Feb 12, 2023
A much-needed close analysis of the actual records of old and new Supreme Court judges to counter all the sweeping certainty about who’ll do what. I have long felt that Justice Barrett, for example, was not nearly as one-dimensional as my friends on the left have claimed, and it’s nice to see some real data:
Justice Amy Coney Barrett’s tenure is the shortest of the three, so it’s harder to draw conclusions about her. When she first joined the court, her detractors predicted she would be a Catholic conservative activist, but she has not (at least yet) assumed that role.
She could have aligned herself with a school of thought called “common-good constitutionalism” — which includes, according to one of its leading proponents, the Harvard law professor Adrian Vermeule, “a candid willingness to ‘legislate morality.’” Instead she said she is “not a fan of common-good constitutionalism” in an interview last year.

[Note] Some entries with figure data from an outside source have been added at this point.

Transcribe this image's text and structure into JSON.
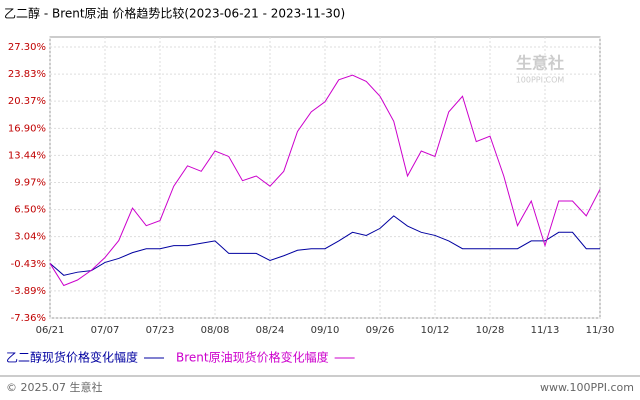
{
  "chart_data": {
    "type": "line",
    "title": "乙二醇 - Brent原油 价格趋势比较(2023-06-21 - 2023-11-30)",
    "watermark": "生意社",
    "watermark_url": "100PPI.COM",
    "footer_left": "© 2025.07 生意社",
    "footer_right": "www.100PPI.com",
    "categories": [
      "06/21",
      null,
      null,
      null,
      "07/07",
      null,
      null,
      null,
      "07/23",
      null,
      null,
      null,
      "08/08",
      null,
      null,
      null,
      "08/24",
      null,
      null,
      null,
      "09/10",
      null,
      null,
      null,
      "09/26",
      null,
      null,
      null,
      "10/12",
      null,
      null,
      null,
      "10/28",
      null,
      null,
      null,
      "11/13",
      null,
      null,
      null,
      "11/30"
    ],
    "ylim": [
      -7.36,
      27.3
    ],
    "yticks": [
      {
        "value": 27.3,
        "label": "27.30%"
      },
      {
        "value": 23.83,
        "label": "23.83%"
      },
      {
        "value": 20.37,
        "label": "20.37%"
      },
      {
        "value": 16.9,
        "label": "16.90%"
      },
      {
        "value": 13.44,
        "label": "13.44%"
      },
      {
        "value": 9.97,
        "label": "9.97%"
      },
      {
        "value": 6.5,
        "label": "6.50%"
      },
      {
        "value": 3.04,
        "label": "3.04%"
      },
      {
        "value": -0.43,
        "label": "-0.43%"
      },
      {
        "value": -3.89,
        "label": "-3.89%"
      },
      {
        "value": -7.36,
        "label": "-7.36%"
      }
    ],
    "grid": true,
    "series": [
      {
        "name": "乙二醇现货价格变化幅度",
        "color": "#0000a0",
        "values": [
          -0.38,
          -1.9,
          -1.5,
          -1.3,
          -0.25,
          0.26,
          1.0,
          1.5,
          1.5,
          1.9,
          1.9,
          2.2,
          2.5,
          0.9,
          0.9,
          0.9,
          0.0,
          0.6,
          1.3,
          1.5,
          1.5,
          2.5,
          3.6,
          3.2,
          4.1,
          5.7,
          4.4,
          3.6,
          3.2,
          2.5,
          1.5,
          1.5,
          1.5,
          1.5,
          1.5,
          2.5,
          2.5,
          3.6,
          3.6,
          1.5,
          1.5
        ]
      },
      {
        "name": "Brent原油现货价格变化幅度",
        "color": "#cc00cc",
        "values": [
          -0.38,
          -3.2,
          -2.5,
          -1.27,
          0.38,
          2.54,
          6.7,
          4.45,
          5.1,
          9.5,
          12.1,
          11.4,
          14.0,
          13.3,
          10.2,
          10.8,
          9.5,
          11.4,
          16.5,
          19.0,
          20.3,
          23.1,
          23.7,
          22.9,
          21.0,
          17.8,
          10.8,
          14.0,
          13.3,
          19.0,
          21.0,
          15.2,
          15.9,
          10.8,
          4.45,
          7.6,
          1.9,
          7.6,
          7.6,
          5.7,
          9.1
        ]
      }
    ]
  }
}
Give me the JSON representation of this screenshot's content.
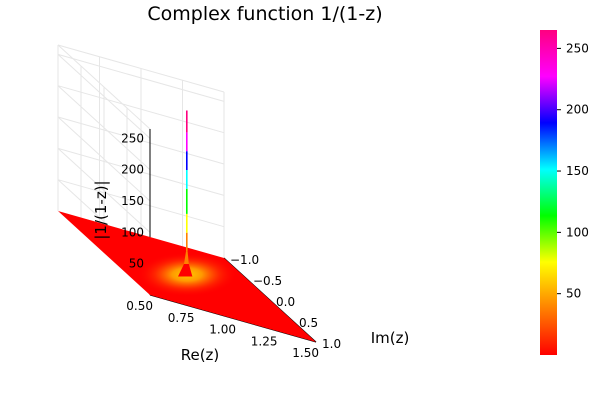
{
  "chart_data": {
    "type": "surface",
    "title": "Complex function 1/(1-z)",
    "xlabel": "Re(z)",
    "ylabel": "Im(z)",
    "zlabel": "|1/(1-z)|",
    "function": "|1/(1-z)|",
    "xlim": [
      0.5,
      1.5
    ],
    "ylim": [
      -1.0,
      1.0
    ],
    "zlim": [
      0,
      265
    ],
    "x_ticks": [
      "0.50",
      "0.75",
      "1.00",
      "1.25",
      "1.50"
    ],
    "y_ticks": [
      "−1.0",
      "−0.5",
      "0.0",
      "0.5",
      "1.0"
    ],
    "z_ticks": [
      "50",
      "100",
      "150",
      "200",
      "250"
    ],
    "colorbar": {
      "range": [
        0,
        265
      ],
      "ticks": [
        "50",
        "100",
        "150",
        "200",
        "250"
      ],
      "colormap": [
        "#ff0000",
        "#ff8000",
        "#ffff00",
        "#00ff00",
        "#00ffff",
        "#0000ff",
        "#ff00ff",
        "#ff0080"
      ]
    },
    "peak": {
      "x": 1.0,
      "y": 0.0,
      "z": 265
    },
    "grid": true,
    "legend": "none"
  }
}
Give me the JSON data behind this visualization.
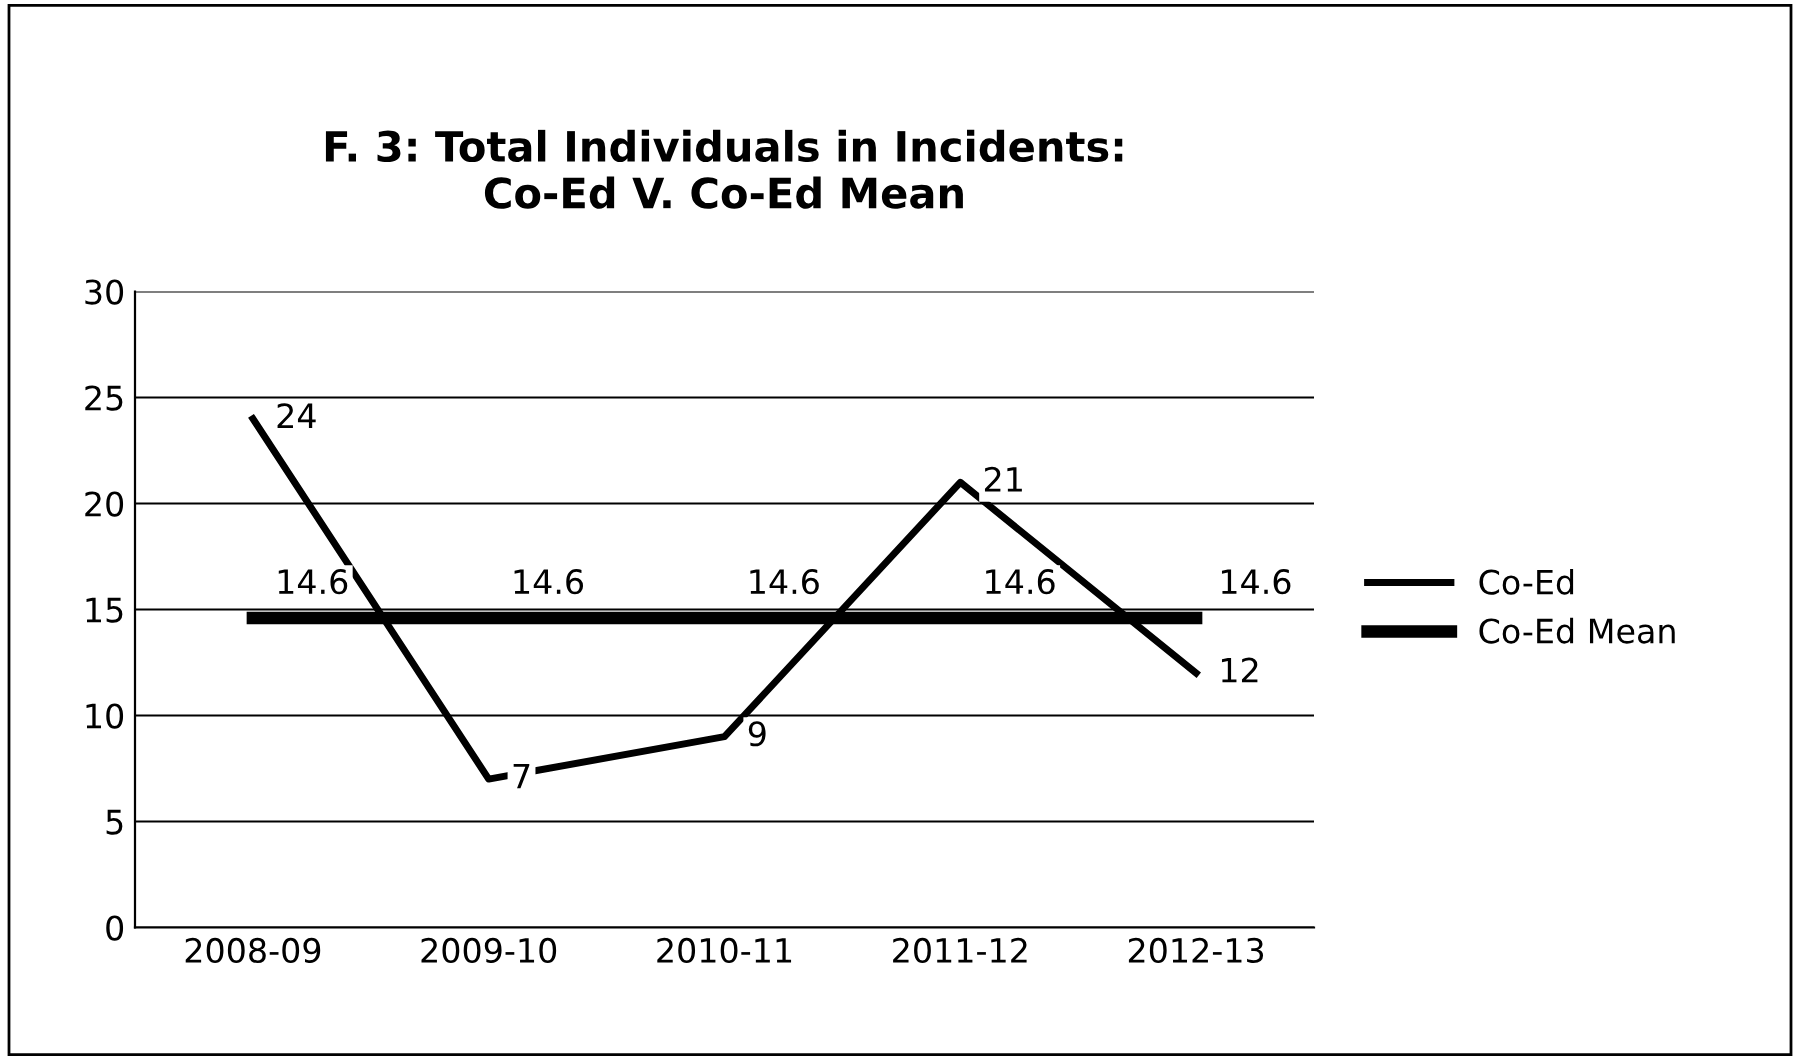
{
  "chart_data": {
    "type": "line",
    "title": "F. 3: Total Individuals in Incidents:\nCo-Ed V. Co-Ed Mean",
    "categories": [
      "2008-09",
      "2009-10",
      "2010-11",
      "2011-12",
      "2012-13"
    ],
    "series": [
      {
        "name": "Co-Ed",
        "color": "#000000",
        "values": [
          24,
          7,
          9,
          21,
          12
        ]
      },
      {
        "name": "Co-Ed Mean",
        "color": "#000000",
        "values": [
          14.6,
          14.6,
          14.6,
          14.6,
          14.6
        ]
      }
    ],
    "ylim": [
      0,
      30
    ],
    "yticks": [
      0,
      5,
      10,
      15,
      20,
      25,
      30
    ],
    "grid": "y",
    "legend": "right",
    "data_labels": true,
    "marker": "none",
    "line_style": "solid"
  }
}
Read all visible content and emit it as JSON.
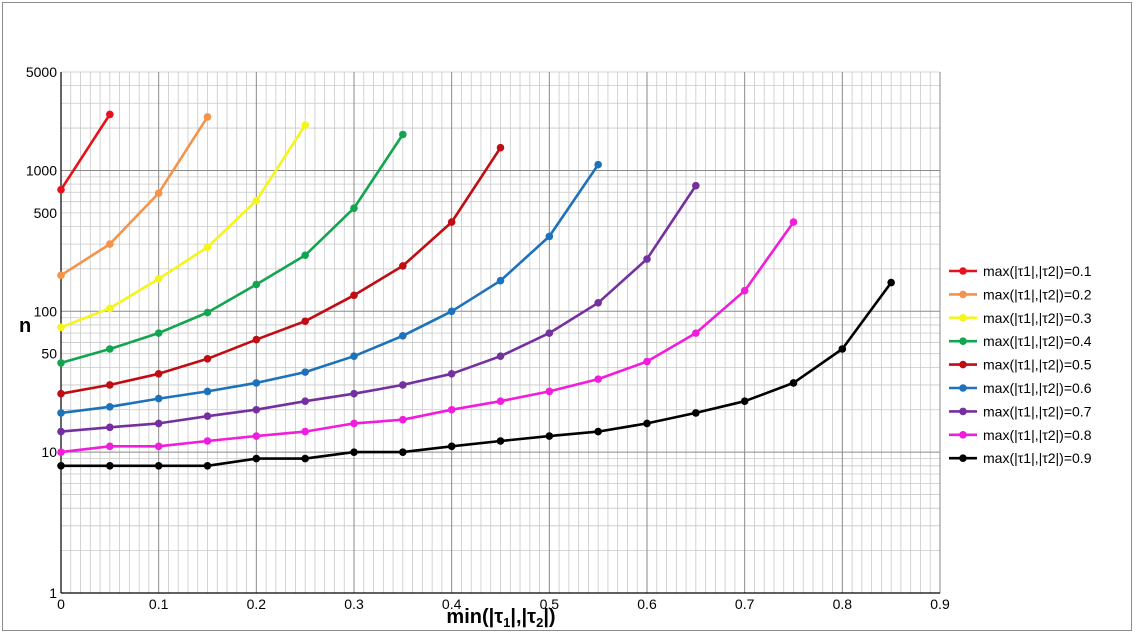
{
  "chart_data": {
    "type": "line",
    "title": "",
    "xlabel": {
      "main": "min(|τ",
      "sub1": "1",
      "mid": "|,|τ",
      "sub2": "2",
      "end": "|)"
    },
    "ylabel": "n",
    "xlim": [
      0,
      0.9
    ],
    "ylim": [
      1,
      5000
    ],
    "y_scale": "log",
    "x_ticks": [
      "0",
      "0.1",
      "0.2",
      "0.3",
      "0.4",
      "0.5",
      "0.6",
      "0.7",
      "0.8",
      "0.9"
    ],
    "x_tick_values": [
      0,
      0.1,
      0.2,
      0.3,
      0.4,
      0.5,
      0.6,
      0.7,
      0.8,
      0.9
    ],
    "y_ticks": [
      "1",
      "10",
      "50",
      "100",
      "500",
      "1000",
      "5000"
    ],
    "y_tick_values": [
      1,
      10,
      50,
      100,
      500,
      1000,
      5000
    ],
    "grid": true,
    "legend_position": "right",
    "series": [
      {
        "name": "max(|τ1|,|τ2|)=0.1",
        "color": "#e8101a",
        "points": [
          [
            0,
            730
          ],
          [
            0.05,
            2500
          ]
        ]
      },
      {
        "name": "max(|τ1|,|τ2|)=0.2",
        "color": "#f4934a",
        "points": [
          [
            0,
            180
          ],
          [
            0.05,
            300
          ],
          [
            0.1,
            690
          ],
          [
            0.15,
            2400
          ]
        ]
      },
      {
        "name": "max(|τ1|,|τ2|)=0.3",
        "color": "#f5f51a",
        "points": [
          [
            0,
            77
          ],
          [
            0.05,
            105
          ],
          [
            0.1,
            170
          ],
          [
            0.15,
            285
          ],
          [
            0.2,
            610
          ],
          [
            0.25,
            2100
          ]
        ]
      },
      {
        "name": "max(|τ1|,|τ2|)=0.4",
        "color": "#12a54f",
        "points": [
          [
            0,
            43
          ],
          [
            0.05,
            54
          ],
          [
            0.1,
            70
          ],
          [
            0.15,
            98
          ],
          [
            0.2,
            155
          ],
          [
            0.25,
            250
          ],
          [
            0.3,
            540
          ],
          [
            0.35,
            1800
          ]
        ]
      },
      {
        "name": "max(|τ1|,|τ2|)=0.5",
        "color": "#c00d14",
        "points": [
          [
            0,
            26
          ],
          [
            0.05,
            30
          ],
          [
            0.1,
            36
          ],
          [
            0.15,
            46
          ],
          [
            0.2,
            63
          ],
          [
            0.25,
            85
          ],
          [
            0.3,
            130
          ],
          [
            0.35,
            210
          ],
          [
            0.4,
            430
          ],
          [
            0.45,
            1450
          ]
        ]
      },
      {
        "name": "max(|τ1|,|τ2|)=0.6",
        "color": "#1d72bb",
        "points": [
          [
            0,
            19
          ],
          [
            0.05,
            21
          ],
          [
            0.1,
            24
          ],
          [
            0.15,
            27
          ],
          [
            0.2,
            31
          ],
          [
            0.25,
            37
          ],
          [
            0.3,
            48
          ],
          [
            0.35,
            67
          ],
          [
            0.4,
            100
          ],
          [
            0.45,
            165
          ],
          [
            0.5,
            340
          ],
          [
            0.55,
            1100
          ]
        ]
      },
      {
        "name": "max(|τ1|,|τ2|)=0.7",
        "color": "#7530a0",
        "points": [
          [
            0,
            14
          ],
          [
            0.05,
            15
          ],
          [
            0.1,
            16
          ],
          [
            0.15,
            18
          ],
          [
            0.2,
            20
          ],
          [
            0.25,
            23
          ],
          [
            0.3,
            26
          ],
          [
            0.35,
            30
          ],
          [
            0.4,
            36
          ],
          [
            0.45,
            48
          ],
          [
            0.5,
            70
          ],
          [
            0.55,
            115
          ],
          [
            0.6,
            235
          ],
          [
            0.65,
            780
          ]
        ]
      },
      {
        "name": "max(|τ1|,|τ2|)=0.8",
        "color": "#f01ddc",
        "points": [
          [
            0,
            10
          ],
          [
            0.05,
            11
          ],
          [
            0.1,
            11
          ],
          [
            0.15,
            12
          ],
          [
            0.2,
            13
          ],
          [
            0.25,
            14
          ],
          [
            0.3,
            16
          ],
          [
            0.35,
            17
          ],
          [
            0.4,
            20
          ],
          [
            0.45,
            23
          ],
          [
            0.5,
            27
          ],
          [
            0.55,
            33
          ],
          [
            0.6,
            44
          ],
          [
            0.65,
            70
          ],
          [
            0.7,
            140
          ],
          [
            0.75,
            430
          ]
        ]
      },
      {
        "name": "max(|τ1|,|τ2|)=0.9",
        "color": "#000000",
        "points": [
          [
            0,
            8
          ],
          [
            0.05,
            8
          ],
          [
            0.1,
            8
          ],
          [
            0.15,
            8
          ],
          [
            0.2,
            9
          ],
          [
            0.25,
            9
          ],
          [
            0.3,
            10
          ],
          [
            0.35,
            10
          ],
          [
            0.4,
            11
          ],
          [
            0.45,
            12
          ],
          [
            0.5,
            13
          ],
          [
            0.55,
            14
          ],
          [
            0.6,
            16
          ],
          [
            0.65,
            19
          ],
          [
            0.7,
            23
          ],
          [
            0.75,
            31
          ],
          [
            0.8,
            54
          ],
          [
            0.85,
            160
          ]
        ]
      }
    ]
  }
}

Based on her record so far, Justice Barrett might be compared with Chief Justice William Rehnquist, in terms of her clean, straightforward writing style and her reluctance to opine on issues not presented by the case before her (reflected in her relatively low number of separate concurrences, where such opining most often takes place). And there have been other surprises. In 2020, Democratic politicians opposed to her nomination confidently predicted she would hold the Affordable Care Act unconstitutional if confirmed. She voted to uphold it.
Justice Barrett did not join Justice Thomas’s concurrence, which reiterated his view that the A.C.A. is unconstitutional but rejected this particular challenge on technical grounds, and she did not join the dissent of Justice Alito, who would have declared the law unenforceable. And in Fulton v. City of Philadelphia, she declined to call for overruling Employment Division v. Smith, a precedent that is deeply unpopular among religious conservatives — even writing a concurrence explaining the practical difficulties of overruling it.